Но открытие Андерсоном позитрона в 1932 году впервые поставило под сомнение это предположение. Ибо позитрон тоже был электроном, но у него был положительный заряд. Затем, в 1945 году, русские учёные в лаборатории на вершине одной из своих гор поймали в ловушку странные протоны, прилетевшие из космоса, протоны с отрицательным зарядом.
Отрицательные протоны, положительные электроны — всё это вместе образовывало материю, прямо противоположную обычной земной. Они образовали негативную, отрицательную материю — антиматерию. А когда Отрицательная и Положительная (обычная) материя вступали в контакт, их противоположные заряды вызывали взрыв, превращая вещество во вспышку фотонов, в чистую энергию.
Подобный энергетический взрыв произошёл, когда «положительный» корабль с Земли впервые попытался приземлиться на «отрицательном» Марсе. Это же произошло в метеорном рое впереди, когда «положительный» и «отрицательный» метеориты соприкоснулись. Именно это должно было произойти с «Тетисом» и всеми, кто в нём находился, если он соприкоснётся с антиметеором в этом дьявольском рое.
Капитан Фаррел заставил себя говорить спокойно:
— Наши шансы намного хуже, чем мы думали. Но они не исчезли совсем, — он указал вперёд. — Мы можем дрейфовать внутри этого роя в течение нескольких дней, не соприкоснувшись ни с одним «негативным» осколком. И мы всё ещё можем спастись, если за это время найдём «положительный» метеорит с необходимыми нам тугоплавкими металлами.
Горли вновь обрёл деятельный настрой:
— В таком случае, если нам повезёт, у нас появится шанс, — воскликнул он. — Мы просто будем молиться, чтобы ни один анти-метеорит не пересёк наш путь.
Келлс невесело усмехнулся:
— Молиться — это всё, что мы можем сделать, пока «Тетис» не додрейфует до хорошего, удобного метеора из «положительных» металлов.

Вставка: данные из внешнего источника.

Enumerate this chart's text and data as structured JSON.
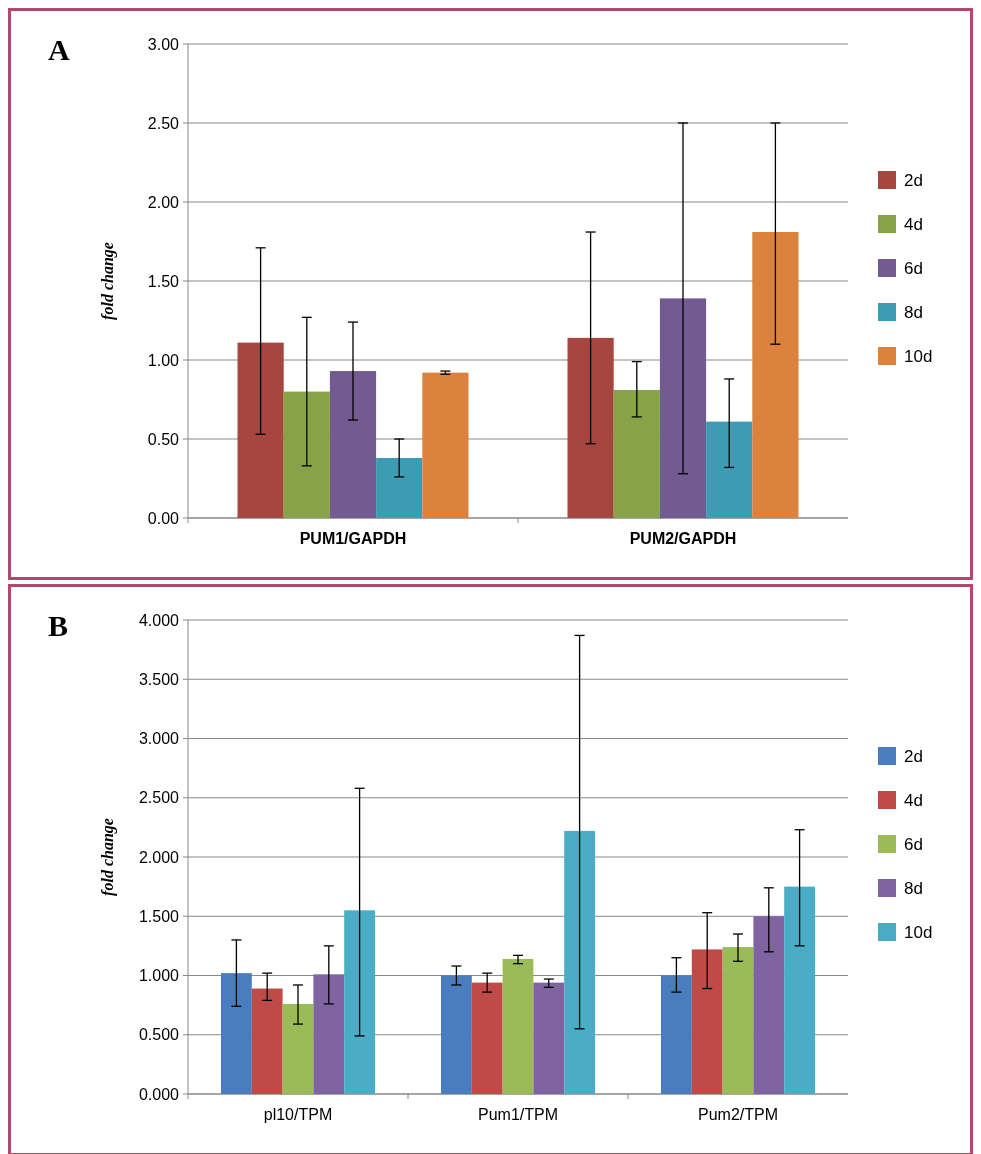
{
  "chart_data": [
    {
      "type": "bar",
      "title": "A",
      "ylabel": "fold change",
      "categories": [
        "PUM1/GAPDH",
        "PUM2/GAPDH"
      ],
      "ylim": [
        0,
        3
      ],
      "yticks": [
        {
          "value": 0,
          "label": "0.00"
        },
        {
          "value": 0.5,
          "label": "0.50"
        },
        {
          "value": 1,
          "label": "1.00"
        },
        {
          "value": 1.5,
          "label": "1.50"
        },
        {
          "value": 2,
          "label": "2.00"
        },
        {
          "value": 2.5,
          "label": "2.50"
        },
        {
          "value": 3,
          "label": "3.00"
        }
      ],
      "grid": "y",
      "legend": "right",
      "series": [
        {
          "name": "2d",
          "color": "#a5463f",
          "values": [
            1.11,
            1.14
          ],
          "errors": [
            [
              0.53,
              1.71
            ],
            [
              0.47,
              1.81
            ]
          ]
        },
        {
          "name": "4d",
          "color": "#86a34a",
          "values": [
            0.8,
            0.81
          ],
          "errors": [
            [
              0.33,
              1.27
            ],
            [
              0.64,
              0.99
            ]
          ]
        },
        {
          "name": "6d",
          "color": "#735a91",
          "values": [
            0.93,
            1.39
          ],
          "errors": [
            [
              0.62,
              1.24
            ],
            [
              0.28,
              2.5
            ]
          ]
        },
        {
          "name": "8d",
          "color": "#3e9cb2",
          "values": [
            0.38,
            0.61
          ],
          "errors": [
            [
              0.26,
              0.5
            ],
            [
              0.32,
              0.88
            ]
          ]
        },
        {
          "name": "10d",
          "color": "#dc823c",
          "values": [
            0.92,
            1.81
          ],
          "errors": [
            [
              0.91,
              0.93
            ],
            [
              1.1,
              2.5
            ]
          ]
        }
      ]
    },
    {
      "type": "bar",
      "title": "B",
      "ylabel": "fold change",
      "categories": [
        "pl10/TPM",
        "Pum1/TPM",
        "Pum2/TPM"
      ],
      "ylim": [
        0,
        4
      ],
      "yticks": [
        {
          "value": 0,
          "label": "0.000"
        },
        {
          "value": 0.5,
          "label": "0.500"
        },
        {
          "value": 1,
          "label": "1.000"
        },
        {
          "value": 1.5,
          "label": "1.500"
        },
        {
          "value": 2,
          "label": "2.000"
        },
        {
          "value": 2.5,
          "label": "2.500"
        },
        {
          "value": 3,
          "label": "3.000"
        },
        {
          "value": 3.5,
          "label": "3.500"
        },
        {
          "value": 4,
          "label": "4.000"
        }
      ],
      "grid": "y",
      "legend": "right",
      "series": [
        {
          "name": "2d",
          "color": "#4a7dbd",
          "values": [
            1.02,
            1.0,
            1.0
          ],
          "errors": [
            [
              0.74,
              1.3
            ],
            [
              0.92,
              1.08
            ],
            [
              0.86,
              1.15
            ]
          ]
        },
        {
          "name": "4d",
          "color": "#bf4b48",
          "values": [
            0.89,
            0.94,
            1.22
          ],
          "errors": [
            [
              0.79,
              1.02
            ],
            [
              0.86,
              1.02
            ],
            [
              0.89,
              1.53
            ]
          ]
        },
        {
          "name": "6d",
          "color": "#9bbb58",
          "values": [
            0.76,
            1.14,
            1.24
          ],
          "errors": [
            [
              0.59,
              0.92
            ],
            [
              1.1,
              1.17
            ],
            [
              1.12,
              1.35
            ]
          ]
        },
        {
          "name": "8d",
          "color": "#8064a2",
          "values": [
            1.01,
            0.94,
            1.5
          ],
          "errors": [
            [
              0.76,
              1.25
            ],
            [
              0.9,
              0.97
            ],
            [
              1.2,
              1.74
            ]
          ]
        },
        {
          "name": "10d",
          "color": "#4bacc6",
          "values": [
            1.55,
            2.22,
            1.75
          ],
          "errors": [
            [
              0.49,
              2.58
            ],
            [
              0.55,
              3.87
            ],
            [
              1.25,
              2.23
            ]
          ]
        }
      ]
    }
  ]
}
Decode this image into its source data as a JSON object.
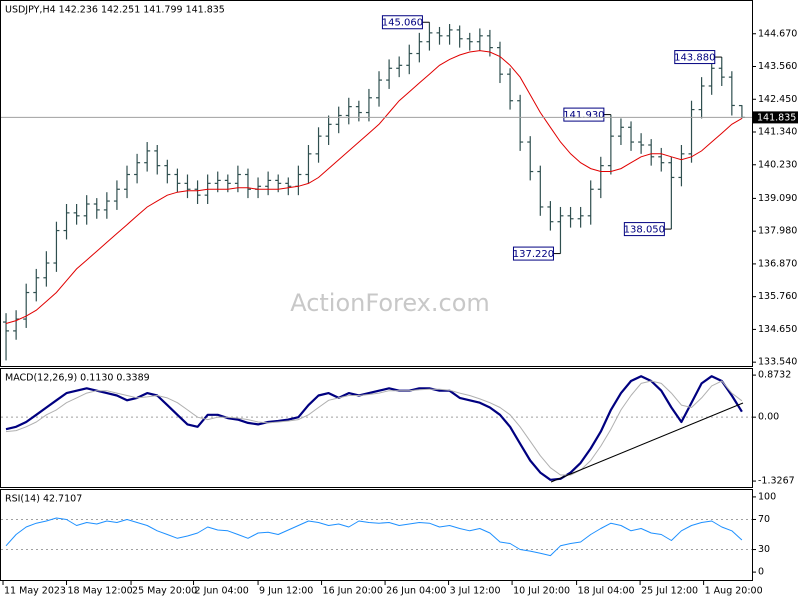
{
  "chart_data": [
    {
      "type": "ohlc",
      "title": "USDJPY,H4  142.236 142.251 141.799 141.835",
      "watermark": "ActionForex.com",
      "color": "#2f4f4f",
      "xlim": [
        -0.5,
        74
      ],
      "xticks": [
        {
          "value": -0.3,
          "label": "11 May 2023"
        },
        {
          "value": 6,
          "label": "18 May 12:00"
        },
        {
          "value": 12.4,
          "label": "25 May 20:00"
        },
        {
          "value": 18.6,
          "label": "2 Jun 04:00"
        },
        {
          "value": 25,
          "label": "9 Jun 12:00"
        },
        {
          "value": 31.3,
          "label": "16 Jun 20:00"
        },
        {
          "value": 37.6,
          "label": "26 Jun 04:00"
        },
        {
          "value": 43.9,
          "label": "3 Jul 12:00"
        },
        {
          "value": 50.2,
          "label": "10 Jul 20:00"
        },
        {
          "value": 56.6,
          "label": "18 Jul 04:00"
        },
        {
          "value": 62.9,
          "label": "25 Jul 12:00"
        },
        {
          "value": 69.2,
          "label": "1 Aug 20:00"
        }
      ],
      "ylim": [
        133.41,
        145.78
      ],
      "yticks": [
        {
          "value": 144.67,
          "label": "144.670"
        },
        {
          "value": 143.56,
          "label": "143.560"
        },
        {
          "value": 142.45,
          "label": "142.450"
        },
        {
          "value": 141.34,
          "label": "141.340"
        },
        {
          "value": 140.23,
          "label": "140.230"
        },
        {
          "value": 139.09,
          "label": "139.090"
        },
        {
          "value": 137.98,
          "label": "137.980"
        },
        {
          "value": 136.87,
          "label": "136.870"
        },
        {
          "value": 135.76,
          "label": "135.760"
        },
        {
          "value": 134.65,
          "label": "134.650"
        },
        {
          "value": 133.54,
          "label": "133.540"
        }
      ],
      "open": [
        134.9,
        134.6,
        135.0,
        135.9,
        136.4,
        136.9,
        138.0,
        138.6,
        138.5,
        138.9,
        138.7,
        139.0,
        139.4,
        139.9,
        140.3,
        140.7,
        140.2,
        139.9,
        139.6,
        139.4,
        139.2,
        139.6,
        139.7,
        139.6,
        139.9,
        139.4,
        139.5,
        139.7,
        139.6,
        139.5,
        139.9,
        140.6,
        141.2,
        141.6,
        141.9,
        142.2,
        142.0,
        142.5,
        143.1,
        143.5,
        143.6,
        144.0,
        144.4,
        144.7,
        144.6,
        144.8,
        144.5,
        144.4,
        144.6,
        144.2,
        143.3,
        142.4,
        141.0,
        140.0,
        138.8,
        138.3,
        138.5,
        138.4,
        138.5,
        139.4,
        140.2,
        141.2,
        141.5,
        141.0,
        140.9,
        140.5,
        140.3,
        139.8,
        140.6,
        142.1,
        142.9,
        143.5,
        143.2,
        142.236
      ],
      "high": [
        135.2,
        135.3,
        136.2,
        136.7,
        137.3,
        138.3,
        138.9,
        138.9,
        139.2,
        139.1,
        139.3,
        139.7,
        140.2,
        140.6,
        141.0,
        140.9,
        140.4,
        140.1,
        139.9,
        139.7,
        139.9,
        140.0,
        139.9,
        140.2,
        140.1,
        139.8,
        140.0,
        139.9,
        139.8,
        140.2,
        140.9,
        141.5,
        141.9,
        142.2,
        142.5,
        142.4,
        142.8,
        143.4,
        143.8,
        143.9,
        144.3,
        144.7,
        145.06,
        144.9,
        145.0,
        144.95,
        144.7,
        144.85,
        144.8,
        144.4,
        143.5,
        142.6,
        141.2,
        140.2,
        139.0,
        138.8,
        138.8,
        138.8,
        139.7,
        140.5,
        141.93,
        141.8,
        141.7,
        141.3,
        141.1,
        140.8,
        140.5,
        140.9,
        142.4,
        143.2,
        143.8,
        143.88,
        143.4,
        142.251
      ],
      "low": [
        133.6,
        134.3,
        134.7,
        135.6,
        136.1,
        136.6,
        137.7,
        138.2,
        138.2,
        138.4,
        138.4,
        138.7,
        139.1,
        139.6,
        140.0,
        139.9,
        139.6,
        139.3,
        139.1,
        138.9,
        138.9,
        139.3,
        139.3,
        139.3,
        139.1,
        139.1,
        139.2,
        139.3,
        139.2,
        139.2,
        139.6,
        140.3,
        140.9,
        141.3,
        141.6,
        141.7,
        141.7,
        142.2,
        142.8,
        143.2,
        143.3,
        143.7,
        144.1,
        144.3,
        144.3,
        144.2,
        144.1,
        144.1,
        143.9,
        143.0,
        142.1,
        140.7,
        139.7,
        138.5,
        138.0,
        137.22,
        138.1,
        138.1,
        138.2,
        139.1,
        139.9,
        140.9,
        140.7,
        140.6,
        140.2,
        140.0,
        138.05,
        139.5,
        140.3,
        141.8,
        142.6,
        142.9,
        141.9,
        141.799
      ],
      "close": [
        134.6,
        135.0,
        135.9,
        136.4,
        136.9,
        138.0,
        138.6,
        138.5,
        138.9,
        138.7,
        139.0,
        139.4,
        139.9,
        140.3,
        140.7,
        140.2,
        139.9,
        139.6,
        139.4,
        139.2,
        139.6,
        139.7,
        139.6,
        139.9,
        139.4,
        139.5,
        139.7,
        139.6,
        139.5,
        139.9,
        140.6,
        141.2,
        141.6,
        141.9,
        142.2,
        142.0,
        142.5,
        143.1,
        143.5,
        143.6,
        144.0,
        144.4,
        144.7,
        144.6,
        144.8,
        144.5,
        144.4,
        144.6,
        144.2,
        143.3,
        142.4,
        141.0,
        140.0,
        138.8,
        138.3,
        138.5,
        138.4,
        138.5,
        139.4,
        140.2,
        141.2,
        141.5,
        141.0,
        140.9,
        140.5,
        140.3,
        139.8,
        140.6,
        142.1,
        142.9,
        143.5,
        143.2,
        142.24,
        141.835
      ],
      "overlays": [
        {
          "color": "#e00000",
          "values": [
            134.85,
            134.95,
            135.1,
            135.3,
            135.6,
            135.9,
            136.3,
            136.7,
            137.0,
            137.3,
            137.6,
            137.9,
            138.2,
            138.5,
            138.8,
            139.0,
            139.2,
            139.3,
            139.35,
            139.35,
            139.4,
            139.4,
            139.4,
            139.45,
            139.45,
            139.4,
            139.4,
            139.4,
            139.45,
            139.5,
            139.6,
            139.8,
            140.1,
            140.4,
            140.7,
            141.0,
            141.3,
            141.6,
            142.0,
            142.4,
            142.7,
            143.0,
            143.3,
            143.6,
            143.8,
            143.95,
            144.05,
            144.1,
            144.05,
            143.9,
            143.6,
            143.2,
            142.6,
            142.0,
            141.5,
            141.0,
            140.6,
            140.3,
            140.1,
            140.0,
            140.0,
            140.1,
            140.3,
            140.5,
            140.6,
            140.6,
            140.5,
            140.4,
            140.5,
            140.7,
            141.0,
            141.3,
            141.6,
            141.8
          ]
        }
      ],
      "annotations": [
        {
          "label": "145.060",
          "value": 145.06
        },
        {
          "label": "141.930",
          "value": 141.93
        },
        {
          "label": "137.220",
          "value": 137.22
        },
        {
          "label": "138.050",
          "value": 138.05
        },
        {
          "label": "143.880",
          "value": 143.88
        }
      ]
    },
    {
      "type": "line",
      "title": "MACD(12,26,9) 0.1130 0.3389",
      "ylim": [
        -1.45,
        1.0
      ],
      "yticks": [
        0.8732,
        {
          "value": 0,
          "label": "0.00"
        },
        -1.3267
      ],
      "levels": [
        0
      ],
      "series": [
        {
          "color": "#000080",
          "line_width": 2.2,
          "values": [
            -0.25,
            -0.2,
            -0.1,
            0.05,
            0.2,
            0.35,
            0.5,
            0.55,
            0.6,
            0.55,
            0.5,
            0.45,
            0.35,
            0.4,
            0.5,
            0.45,
            0.25,
            0.05,
            -0.15,
            -0.2,
            0.05,
            0.05,
            -0.02,
            -0.05,
            -0.12,
            -0.15,
            -0.1,
            -0.08,
            -0.05,
            0.0,
            0.25,
            0.45,
            0.5,
            0.4,
            0.5,
            0.45,
            0.5,
            0.55,
            0.6,
            0.55,
            0.55,
            0.6,
            0.6,
            0.55,
            0.55,
            0.4,
            0.35,
            0.3,
            0.2,
            0.05,
            -0.2,
            -0.55,
            -0.9,
            -1.15,
            -1.3,
            -1.28,
            -1.15,
            -0.95,
            -0.65,
            -0.3,
            0.15,
            0.5,
            0.75,
            0.85,
            0.75,
            0.55,
            0.2,
            -0.1,
            0.3,
            0.7,
            0.85,
            0.75,
            0.45,
            0.113
          ]
        },
        {
          "color": "#b0b0b0",
          "line_width": 1,
          "values": [
            -0.3,
            -0.28,
            -0.2,
            -0.1,
            0.05,
            0.15,
            0.3,
            0.4,
            0.5,
            0.55,
            0.55,
            0.5,
            0.45,
            0.4,
            0.42,
            0.45,
            0.4,
            0.3,
            0.15,
            0.0,
            -0.05,
            0.0,
            0.0,
            -0.02,
            -0.05,
            -0.1,
            -0.12,
            -0.1,
            -0.08,
            -0.05,
            0.05,
            0.2,
            0.35,
            0.4,
            0.45,
            0.45,
            0.47,
            0.5,
            0.55,
            0.55,
            0.55,
            0.57,
            0.58,
            0.58,
            0.56,
            0.5,
            0.45,
            0.38,
            0.3,
            0.2,
            0.05,
            -0.2,
            -0.5,
            -0.8,
            -1.05,
            -1.2,
            -1.2,
            -1.1,
            -0.9,
            -0.6,
            -0.25,
            0.15,
            0.45,
            0.7,
            0.75,
            0.7,
            0.5,
            0.25,
            0.2,
            0.4,
            0.65,
            0.75,
            0.5,
            0.3389
          ]
        }
      ]
    },
    {
      "type": "line",
      "title": "RSI(14) 42.7107",
      "ylim": [
        -10.5,
        109.2
      ],
      "yticks": [
        100,
        70,
        30,
        0
      ],
      "levels": [
        70,
        30
      ],
      "series": [
        {
          "color": "#1e90ff",
          "line_width": 1,
          "values": [
            35,
            50,
            60,
            65,
            68,
            72,
            70,
            62,
            66,
            64,
            68,
            66,
            70,
            66,
            62,
            55,
            50,
            45,
            48,
            52,
            60,
            56,
            55,
            50,
            45,
            52,
            53,
            50,
            56,
            62,
            68,
            66,
            62,
            64,
            60,
            68,
            66,
            65,
            66,
            62,
            64,
            66,
            65,
            60,
            62,
            58,
            55,
            58,
            52,
            40,
            38,
            30,
            28,
            25,
            22,
            35,
            38,
            40,
            50,
            58,
            65,
            62,
            55,
            58,
            52,
            50,
            42,
            55,
            62,
            66,
            68,
            60,
            55,
            42.7107
          ]
        }
      ]
    }
  ]
}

Чёрные глаза Бинетти загорелись надеждой:
— Должен ли я изучить спектросканером ближайшую каменюку в этом рое, сэр?
Фаррел задышал менее напряжённо, когда увидел, что привычка и дисциплина вновь берут своё.
— Да, а тем временем мы подготовим к использованию скафандры, — предложил он. — Келлс, пусть энергетические бригады проверят свои турбины.
«Тетис» дрейфовал всё дальше и дальше. Правда, казалось, что он совсем не движется, что он стоит на месте, зависнув посреди огромного и торжественного свода наблюдающих за ними звёзд.
Но экран радара показывал, что они приближаются к внешним границам огромного, но весьма рыхлого роя обломков. Сам рой представлялся глазу просто как гигантский, разрежённый лабиринт ползущих точек света.
Бинетти, потевший за своими приборами в навигационной рубке, с сомнением посмотрел на Фаррела.
— Есть признаки «положительных» метеоритов с нужными нам металлами, сэр. Но весь рой насквозь пропитан «негативом».
Фаррел кивнул.
— Так и есть, — сказал он. — Весь этот мусор между Марсом и Юпитером — мусор, оставшийся после образования планет.
Солнце породило все планеты, как «положительные», так и «отрицательные». Считалось, что Солнце состоит в основном из нейтронов или нейтральных протонов, и что они постепенно преобразуются в положительные и отрицательные атомы, взаимное уничтожение которых даёт энергию солнечной сфере.
Давным-давно, во время вспышек творения, странная периодичность которых до сих пор остаётся загадкой, Солнце выбрасывало поочерёдно массы двух различных видов материи, которые оно создало. И эти массы сформировали планеты, планеты, навсегда разделённые на два противоположных вида миров.
Фаррел оглянулся из навигационной рубки на красную искру Марса и более отдалённое белое пятнышко Венеры, почти теряющееся в солнечном сиянии.
«Миры, которые мы никогда не сможем посетить», — подумал он. «Мы многое сделали за сорок лет, колонизировав спутники Юпитера и теперь добираемся до Урана, но мы никогда не увидим эти миры».
Усталость всё больше одурманивала его мозг. Фаррелу вдруг показалось, что он всегда так уставал, с самого детства.
Днём и ночью он трудился, чтобы получить техническое образование, до предела напрягал мозги в Космической академии, в поте лица работал, чтобы дослужиться до капитанских планок — и ради чего? Чтобы умереть здесь и сейчас, в этом глубоком космосе?
Фаррел не питал иллюзий. Их шансы были сто к одному. Десять лет назад он счёл бы такую смерть великолепной. Но тридцатилетний мужчина не может думать так, как двадцатилетний.
Крик Бинетти, час спустя, вырвал Фаррела из его усталой дремоты.